Jerry Falwell Jr.’s support of Trump becomes far more understandable if you accept that moral values issues are no longer the political emphasis of some evangelical leaders—at least among those appealing to younger demographics. It isn’t that evangelicals are any less concerned with debates pertaining to the legality of gay marriage and abortion, but rather that the political clout of groups like Falwell Sr.’s Moral Majority or Jerry Dobson’s Focus on the Family—the equivalent of the center-right flank of the evangelical political establishment—has faded.

Meanwhile, the legacy left behind by Driscoll carries on in the thousands of pastors and congregations that he, Mars Hill, and Acts 29 (the global church planting network he co-founded) have trained in a style of masculine reform carried out by shamelessly shaming—or conjuring a fear of—religious, racialized, and sexualized “others.” It didn’t matter that Trump said “Two Corinthians” rather than “Second Corinthians” to Falwell Jr., who cited his business record and the strength he projects as key factors in an endorsement that echoed the “gut” appeals that Driscoll and Trump are so adept at. “All the social issues—traditional family values, abortion—are moot if ISIS blows up some of our cities or if the borders are not fortified.”

The connections between this passing of the old guard and the participatory branding process of evangelical celebrities needs to be contextualized by innovations in digital technology and shifts in the media industry. The evangelical industrial complex thrived on and stoked Driscoll’s celebrity by perpetually monitoring and amplifying his controversial remarks in order to feed itself.
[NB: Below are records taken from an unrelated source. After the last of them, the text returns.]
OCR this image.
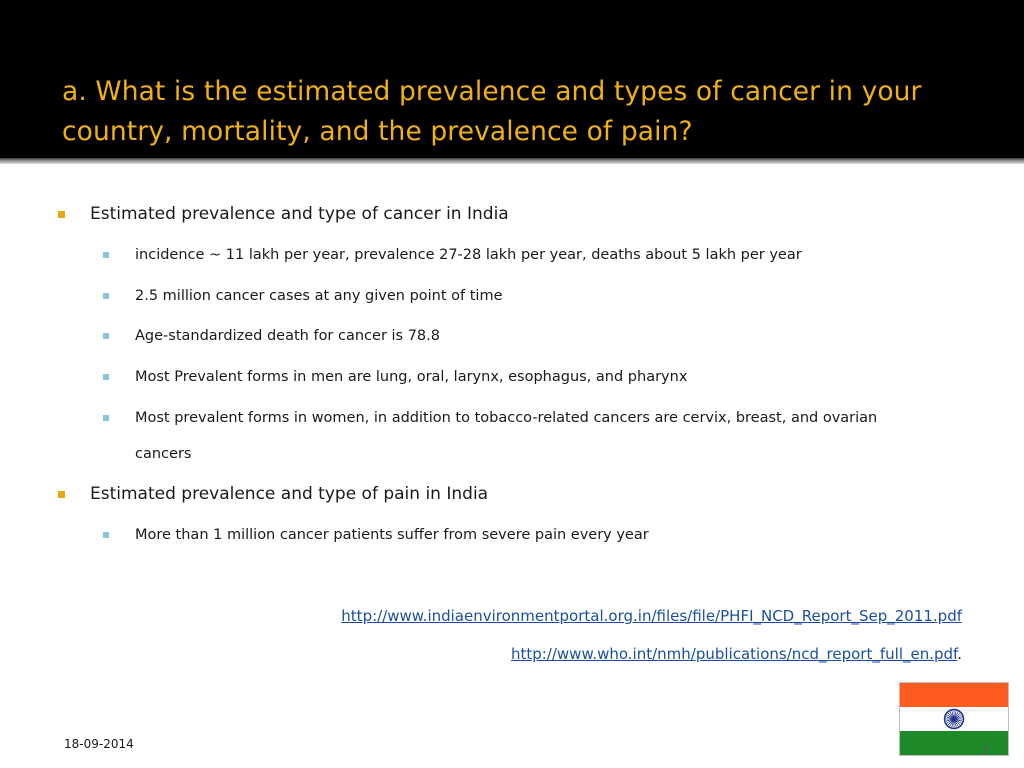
a. What is the estimated prevalence and types of cancer in your country, mortality, and the prevalence of pain?
Estimated prevalence and type of cancer in India
incidence ~ 11 lakh per year, prevalence 27-28 lakh per year, deaths about 5 lakh per year
2.5 million cancer cases at any given point of time
Age-standardized death for cancer is 78.8
Most Prevalent forms in men are lung, oral, larynx, esophagus, and pharynx
Most prevalent forms in women, in addition to tobacco-related cancers are cervix, breast, and ovarian cancers
Estimated prevalence and type of pain in India
More than 1 million cancer patients suffer from severe pain every year
http://www.indiaenvironmentportal.org.in/files/file/PHFI_NCD_Report_Sep_2011.pdf
http://www.who.int/nmh/publications/ncd_report_full_en.pdf.
18-09-2014	3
Like the military industrial complex, this evangelical-capitalist market requires the self-sacrifice of all-volunteer forces—congregants who serve megachurch expansion through labor that supports increases in baptisms, sermon downloads, and weekly attendees—growth metrics that index empirical proof of the Holy Spirit’s blessing on the church’s mission to multiply its facilities. At Mars Hill, this affective labor included not only  volunteer work in services like children’s ministry, security, and worship band, but also uncontrollable bodily responses like a belly laugh or gut feeling. Such affective labor also promotes the celebrity pastor’s brand name as authentic while legitimizing his spiritual authority.

The long-term cultural, social and spiritual effects of Driscoll’s legacy are signaled in Trump’s surprising success among evangelical voters. Like Driscoll, Trump’s entrepreneurial drive, bullying tactics, and shameless humor primes conviction in his authenticity as followers participate in agitating fear out of hope. Even if Trump is defeated in the presidential election, and Driscoll is found guilty of racketeering charges, their campaigns on mission to U.S. and Evangelical Empire will politically resonate across secular and religious divides for years to come.